Friday, August 09, 2013

When did we start trusting bad code?

As we all know: programmers can't be trusted to do cryptography right. They'll make rooky mistakes like screwing up the random number generator.

But the converse is also true: cryptographers can't be trusted to write code.

We see that with Silent Circle. The company was founded by two of the most trustworthy cryptographers, Jon Callas and Phil Zimmerman. In terms of crypto, these guys rock. But in terms of code, they are untrustworthy. Silent Circle's coding practices are 15 years out of date. In other words, they are using the coding practices from 1990s era Microsoft.

Take their recent bug, which was of the form:
memcpy(dst, src, ntohs(*(short*)pkt));
This is the classic buffer overflow you read about in the paper "Smashing the Stack for Fun and Profit". It reads a length from the input packet and trusts it, blindly copying that number of bytes from the source to the destination buffer. When a hacker puts a large number in the packet, larger than the size of the destination buffer, an overflow occurs, and the hacker can hack Silent Circle. So why aren't we, the cybersec community, mocking Silent Circle for this "rooky" mistake? There is no better known vulnerability in C/C++ code than this, so why don't we point that out?

This isn't even the real problem, though. Everybody has bugs. In hindsight, all bugs look simple. No matter how simple or obvious, we shouldn't criticize someone for a single bug. What's important is how such bugs are handled. Does a company have a "secure development" process? Does a company have a "vulnerability response" process? Those are the important questions. (Update: I've had vulns as simple as this -- the point I'm trying to make is how vulns are handled).

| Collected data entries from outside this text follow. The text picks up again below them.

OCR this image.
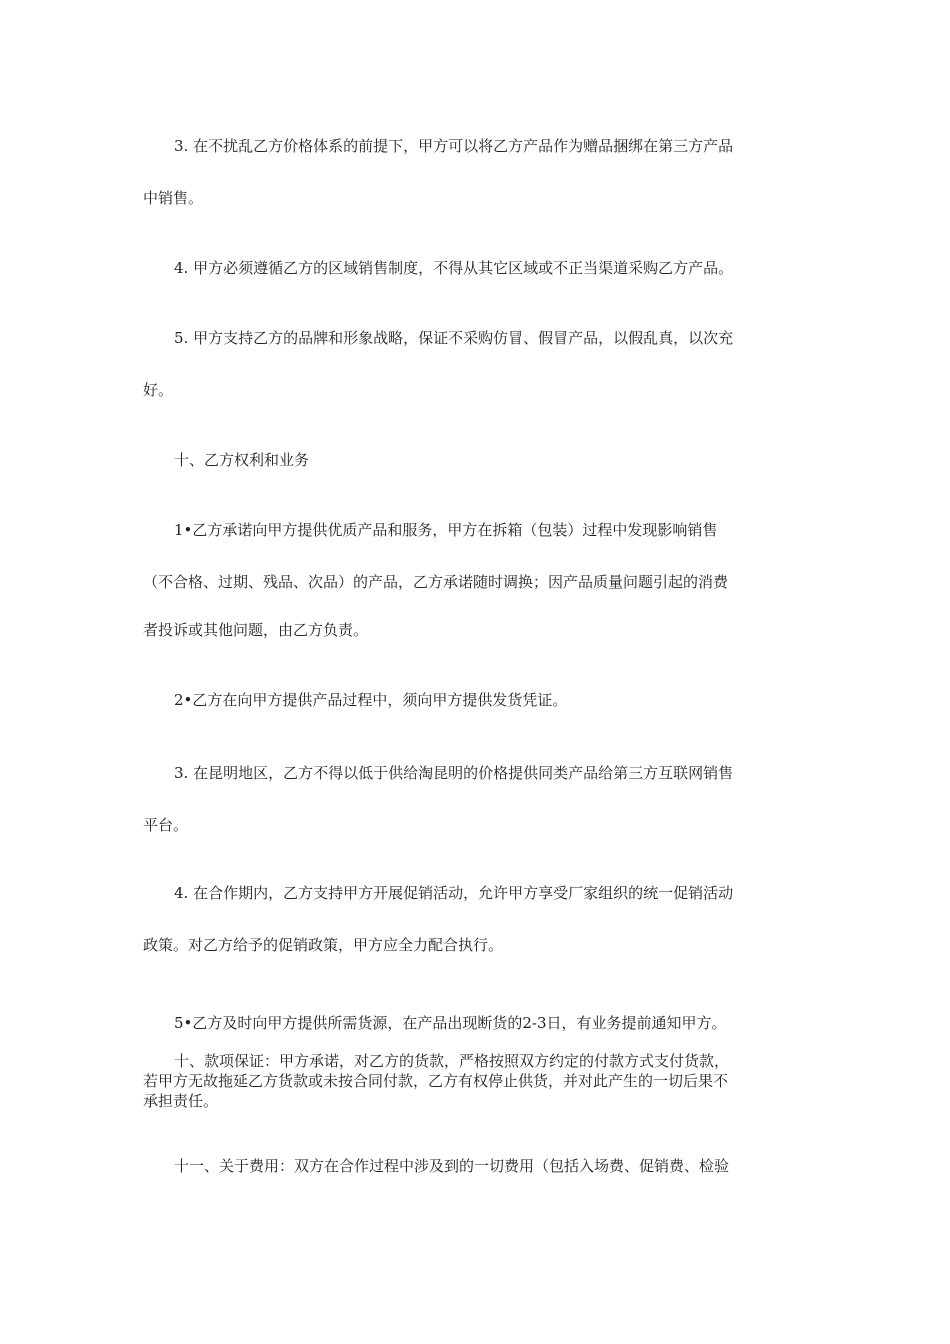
3. 在不扰乱乙方价格体系的前提下，甲方可以将乙方产品作为赠品捆绑在第三方产品
中销售。
4. 甲方必须遵循乙方的区域销售制度，不得从其它区域或不正当渠道采购乙方产品。
5. 甲方支持乙方的品牌和形象战略，保证不采购仿冒、假冒产品，以假乱真，以次充
好。
十、乙方权利和业务
1•乙方承诺向甲方提供优质产品和服务，甲方在拆箱（包装）过程中发现影响销售
（不合格、过期、残品、次品）的产品，乙方承诺随时调换；因产品质量问题引起的消费
者投诉或其他问题，由乙方负责。
2•乙方在向甲方提供产品过程中，须向甲方提供发货凭证。
3. 在昆明地区，乙方不得以低于供给淘昆明的价格提供同类产品给第三方互联网销售
平台。
4. 在合作期内，乙方支持甲方开展促销活动，允许甲方享受厂家组织的统一促销活动
政策。对乙方给予的促销政策，甲方应全力配合执行。
5•乙方及时向甲方提供所需货源，在产品出现断货的2-3日，有业务提前通知甲方。
十、款项保证：甲方承诺，对乙方的货款，严格按照双方约定的付款方式支付货款，
若甲方无故拖延乙方货款或未按合同付款，乙方有权停止供货，并对此产生的一切后果不
承担责任。
十一、关于费用：双方在合作过程中涉及到的一切费用（包括入场费、促销费、检验
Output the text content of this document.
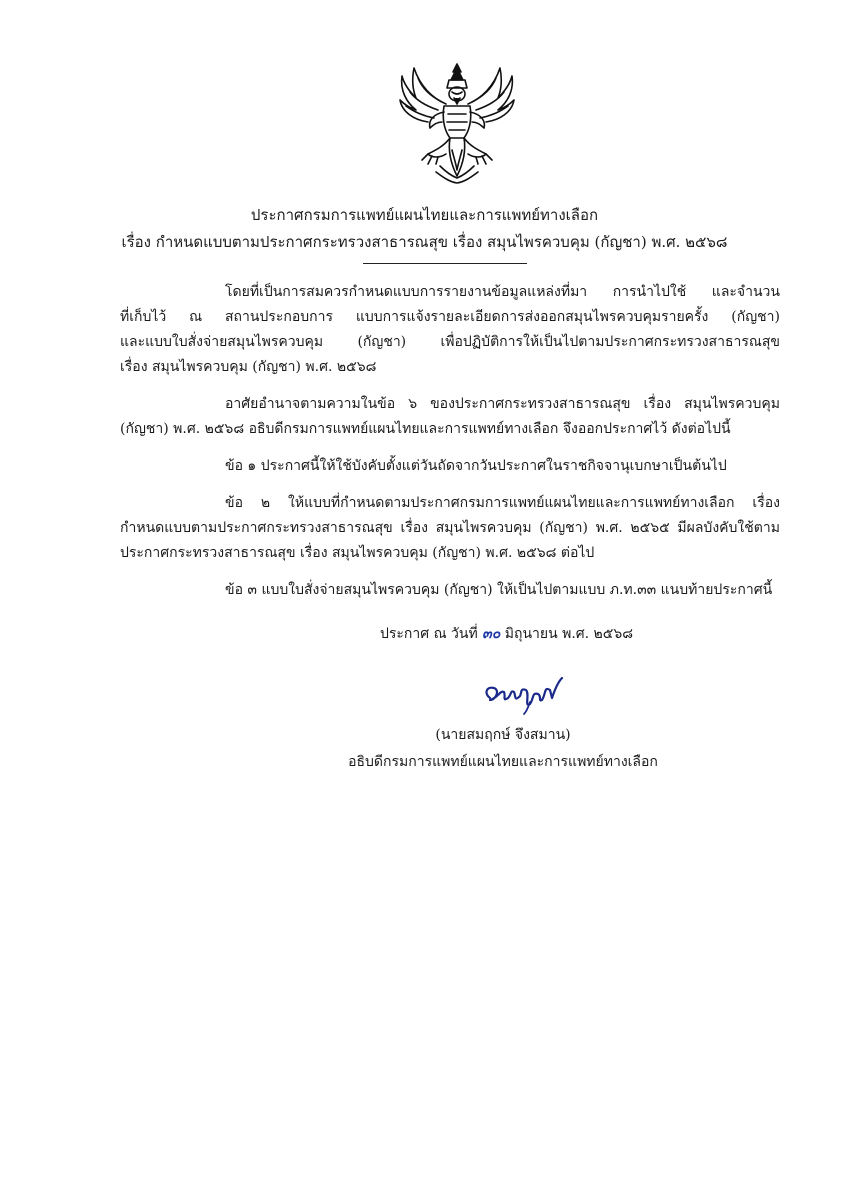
ประกาศกรมการแพทย์แผนไทยและการแพทย์ทางเลือก
เรื่อง กำหนดแบบตามประกาศกระทรวงสาธารณสุข เรื่อง สมุนไพรควบคุม (กัญชา) พ.ศ. ๒๕๖๘
โดยที่เป็นการสมควรกำหนดแบบการรายงานข้อมูลแหล่งที่มา การนำไปใช้ และจำนวน
ที่เก็บไว้ ณ สถานประกอบการ แบบการแจ้งรายละเอียดการส่งออกสมุนไพรควบคุมรายครั้ง (กัญชา)
และแบบใบสั่งจ่ายสมุนไพรควบคุม (กัญชา) เพื่อปฏิบัติการให้เป็นไปตามประกาศกระทรวงสาธารณสุข
เรื่อง สมุนไพรควบคุม (กัญชา) พ.ศ. ๒๕๖๘
อาศัยอำนาจตามความในข้อ ๖ ของประกาศกระทรวงสาธารณสุข เรื่อง สมุนไพรควบคุม
(กัญชา) พ.ศ. ๒๕๖๘ อธิบดีกรมการแพทย์แผนไทยและการแพทย์ทางเลือก จึงออกประกาศไว้ ดังต่อไปนี้
ข้อ ๑ ประกาศนี้ให้ใช้บังคับตั้งแต่วันถัดจากวันประกาศในราชกิจจานุเบกษาเป็นต้นไป
ข้อ ๒ ให้แบบที่กำหนดตามประกาศกรมการแพทย์แผนไทยและการแพทย์ทางเลือก เรื่อง
กำหนดแบบตามประกาศกระทรวงสาธารณสุข เรื่อง สมุนไพรควบคุม (กัญชา) พ.ศ. ๒๕๖๕ มีผลบังคับใช้ตาม
ประกาศกระทรวงสาธารณสุข เรื่อง สมุนไพรควบคุม (กัญชา) พ.ศ. ๒๕๖๘ ต่อไป
ข้อ ๓ แบบใบสั่งจ่ายสมุนไพรควบคุม (กัญชา) ให้เป็นไปตามแบบ ภ.ท.๓๓ แนบท้ายประกาศนี้
ประกาศ ณ วันที่ ๓๐ มิถุนายน พ.ศ. ๒๕๖๘
(นายสมฤกษ์ จึงสมาน)
อธิบดีกรมการแพทย์แผนไทยและการแพทย์ทางเลือก
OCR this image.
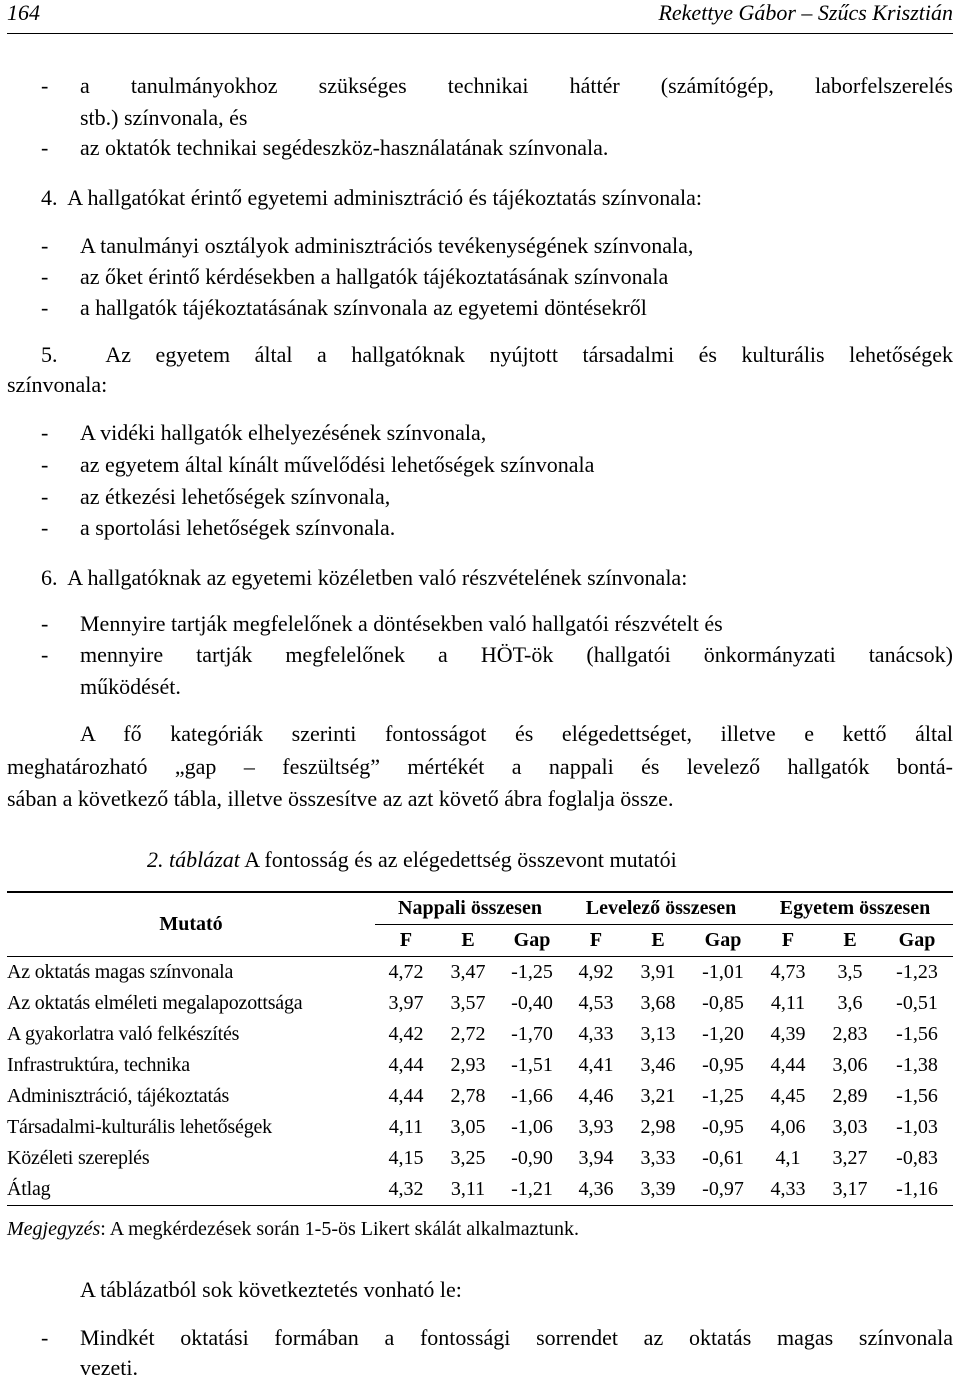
164	Rekettye Gábor – Szűcs Krisztián
- a tanulmányokhoz szükséges technikai háttér (számítógép, laborfelszerelés
stb.) színvonala, és
- az oktatók technikai segédeszköz-használatának színvonala.
4.  A hallgatókat érintő egyetemi adminisztráció és tájékoztatás színvonala:
- A tanulmányi osztályok adminisztrációs tevékenységének színvonala,
- az őket érintő kérdésekben a hallgatók tájékoztatásának színvonala
- a hallgatók tájékoztatásának színvonala az egyetemi döntésekről
5.  Az egyetem által a hallgatóknak nyújtott társadalmi és kulturális lehetőségek
színvonala:
- A vidéki hallgatók elhelyezésének színvonala,
- az egyetem által kínált művelődési lehetőségek színvonala
- az étkezési lehetőségek színvonala,
- a sportolási lehetőségek színvonala.
6.  A hallgatóknak az egyetemi közéletben való részvételének színvonala:
- Mennyire tartják megfelelőnek a döntésekben való hallgatói részvételt és
- mennyire tartják megfelelőnek a HÖT-ök (hallgatói önkormányzati tanácsok)
működését.
A fő kategóriák szerinti fontosságot és elégedettséget, illetve e kettő által
meghatározható „gap – feszültség” mértékét a nappali és levelező hallgatók bontá-
sában a következő tábla, illetve összesítve az azt követő ábra foglalja össze.
2. táblázat A fontosság és az elégedettség összevont mutatói
Mutató	Nappali összesen			Levelező összesen			Egyetem összesen		
	F	E	Gap	F	E	Gap	F	E	Gap
Az oktatás magas színvonala	4,72	3,47	-1,25	4,92	3,91	-1,01	4,73	3,5	-1,23
Az oktatás elméleti megalapozottsága	3,97	3,57	-0,40	4,53	3,68	-0,85	4,11	3,6	-0,51
A gyakorlatra való felkészítés	4,42	2,72	-1,70	4,33	3,13	-1,20	4,39	2,83	-1,56
Infrastruktúra, technika	4,44	2,93	-1,51	4,41	3,46	-0,95	4,44	3,06	-1,38
Adminisztráció, tájékoztatás	4,44	2,78	-1,66	4,46	3,21	-1,25	4,45	2,89	-1,56
Társadalmi-kulturális lehetőségek	4,11	3,05	-1,06	3,93	2,98	-0,95	4,06	3,03	-1,03
Közéleti szereplés	4,15	3,25	-0,90	3,94	3,33	-0,61	4,1	3,27	-0,83
Átlag	4,32	3,11	-1,21	4,36	3,39	-0,97	4,33	3,17	-1,16
Megjegyzés: A megkérdezések során 1-5-ös Likert skálát alkalmaztunk.
A táblázatból sok következtetés vonható le:
- Mindkét oktatási formában a fontossági sorrendet az oktatás magas színvonala
vezeti.
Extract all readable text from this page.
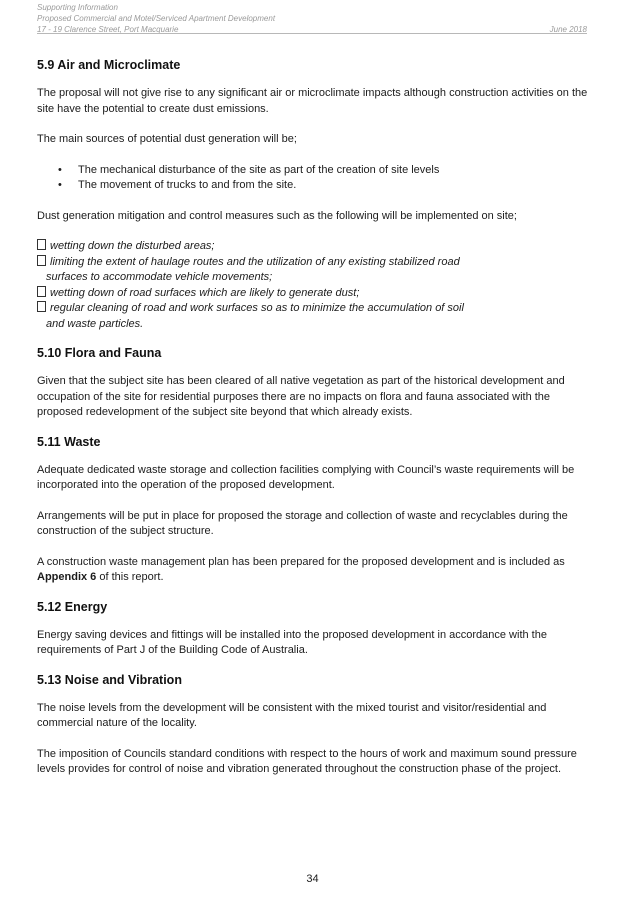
Supporting Information
Proposed Commercial and Motel/Serviced Apartment Development
17 - 19 Clarence Street, Port Macquarie	June 2018
5.9 Air and Microclimate

The proposal will not give rise to any significant air or microclimate impacts although construction activities on the site have the potential to create dust emissions.

The main sources of potential dust generation will be;

• The mechanical disturbance of the site as part of the creation of site levels
• The movement of trucks to and from the site.

Dust generation mitigation and control measures such as the following will be implemented on site;

wetting down the disturbed areas;

limiting the extent of haulage routes and the utilization of any existing stabilized road

surfaces to accommodate vehicle movements;

wetting down of road surfaces which are likely to generate dust;

regular cleaning of road and work surfaces so as to minimize the accumulation of soil

and waste particles.

5.10 Flora and Fauna

Given that the subject site has been cleared of all native vegetation as part of the historical development and occupation of the site for residential purposes there are no impacts on flora and fauna associated with the proposed redevelopment of the subject site beyond that which already exists.

5.11 Waste

Adequate dedicated waste storage and collection facilities complying with Council’s waste requirements will be incorporated into the operation of the proposed development.

Arrangements will be put in place for proposed the storage and collection of waste and recyclables during the construction of the subject structure.

A construction waste management plan has been prepared for the proposed development and is included as Appendix 6 of this report.

5.12 Energy

Energy saving devices and fittings will be installed into the proposed development in accordance with the requirements of Part J of the Building Code of Australia.

5.13 Noise and Vibration

The noise levels from the development will be consistent with the mixed tourist and visitor/residential and commercial nature of the locality.

The imposition of Councils standard conditions with respect to the hours of work and maximum sound pressure levels provides for control of noise and vibration generated throughout the construction phase of the project.

34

And the answer for Silent Circle is that it doesn't really have such processes. It's had vulnerabilities, but lists no "advisories" on its website. They described the fix as "bug fixes" and not as "vulnerability fixes" (as shown in the picture above). Nowhere do they discuss their "secure development" strategies, and their behavior suggests that they don't have any.

Jon Callas even says he is "hoping that next time [there is a vuln] will be long enough from now that we don’t actually acquire skill at handling such problems". Uh, no. In the modern age, trustworthy companies practice vulnerability handling -- regardless if they have ever had one. You should run from any company that describes their vulnerability strategy as "hope".

As it stands today, Silent Circle is untrustworthy. While you can trust their cryptography, you can't trust that they won't hide vulnerabilities. While their crypto is robust, their coverup of their vulnerability has been like snake oil companies.

Here's some things Silent Circle can do in order to win back our trust:
  1. Create an advisory page on their website that lists all their past vulnerabilities.
  2. Offer bounties for vulnerabilities.
  3. Label updates that fix vulnerabilities as "fix vulnerabilities" rather than "bug fixes".
  4. Document their vulnerability handling processes.
  5. Document their "secure development" processes.
In other words, to earn our trust, they need to behave like Microsoft of 2013, not Microsoft of 1998.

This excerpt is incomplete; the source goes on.